Identification of SETD4 as an Onco-Immunological Biomarker Encompassing the Tumor Microenvironment, Prognoses, and Therapeutic Responses in Various Human Cancers

Background

SET domain-containing protein 4 (SETD4) is a histone methyltransferase that has been shown to modulate cell proliferation, differentiation, and inflammatory responses by regulating histone H4 trimethylation (H4K20me3). Previous reports have demonstrated its function in the quiescence of cancer stem cells as well as drug resistance in several cancers.
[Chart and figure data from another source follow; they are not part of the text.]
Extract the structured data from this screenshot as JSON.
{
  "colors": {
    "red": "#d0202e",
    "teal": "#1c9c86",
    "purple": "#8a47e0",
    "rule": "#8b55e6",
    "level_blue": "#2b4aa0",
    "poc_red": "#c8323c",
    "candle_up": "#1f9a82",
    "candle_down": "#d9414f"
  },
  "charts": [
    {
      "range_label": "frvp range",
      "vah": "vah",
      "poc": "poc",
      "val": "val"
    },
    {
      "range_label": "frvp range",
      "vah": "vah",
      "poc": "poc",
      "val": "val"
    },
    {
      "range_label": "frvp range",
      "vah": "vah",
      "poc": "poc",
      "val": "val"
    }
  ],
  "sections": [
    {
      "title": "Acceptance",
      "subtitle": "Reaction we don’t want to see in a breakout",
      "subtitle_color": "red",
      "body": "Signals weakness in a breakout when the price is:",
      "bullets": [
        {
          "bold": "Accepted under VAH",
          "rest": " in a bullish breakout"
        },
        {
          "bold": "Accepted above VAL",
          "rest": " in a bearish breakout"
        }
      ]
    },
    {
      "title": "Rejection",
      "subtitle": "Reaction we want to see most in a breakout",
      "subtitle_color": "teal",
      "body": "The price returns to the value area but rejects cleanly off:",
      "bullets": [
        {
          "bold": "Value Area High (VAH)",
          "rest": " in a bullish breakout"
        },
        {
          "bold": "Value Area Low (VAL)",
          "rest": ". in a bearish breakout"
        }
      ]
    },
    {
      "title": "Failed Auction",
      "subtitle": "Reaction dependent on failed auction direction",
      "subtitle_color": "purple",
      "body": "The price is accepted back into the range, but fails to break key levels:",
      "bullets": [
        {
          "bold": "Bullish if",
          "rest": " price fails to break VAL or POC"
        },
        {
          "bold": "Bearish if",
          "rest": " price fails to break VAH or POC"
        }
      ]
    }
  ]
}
A limited number of systematic studies have examined SETD4's role in the tumor microenvironment, pathogenesis, prognosis, and therapeutic response.

Methods

Utilizing The Cancer Genome Atlas database, and other publicly accessible platforms, we comprehensively analyzed SETD4 gene expression, methylation patterns, and prognostic significance. Furthermore, we investigated its association with cancer-related pathways, the immune microenvironment, immunotherapy markers, and drug resistance signatures of chemotherapy. Additionally, qRT-PCR was performed to validate SETD4 expression in clinical specimens.

Results

The expression of SETD4 was abnormal across a variety of cancer types and the expression of SETD4 in colorectal cancer tissues was verified in clinical specimens. The upregulation of SETD4 may be a prognostic risk factor predicting poor overall survival and progression-free survival. The analysis revealed that the mRNA level of SETD4 was modulated by promoter methylation, and patients with lower methylation levels showed shorter survival times. Pathway analysis showed that SETD4 influenced several key cell cycle pathways, including the G2M checkpoint, and mitotic spindle pathways. In addition, SETD4 negatively affects immune cell infiltration in most cancers, including B cells, CD8 T cells, and macrophages. The correlation between SETD4 and cancer stemness as well as homologous recombination deficiency varied across tumor types, suggesting that SETD4 may play a multifaceted role in tumor resistance. Notably, we identified several potential agents targeting SETD4.

Conclusions

This study demonstrates that SETD4 is an immune-oncogenic molecule in multiple cancers, with the potential to be a diagnosis, prognosis, and targeted therapy marker.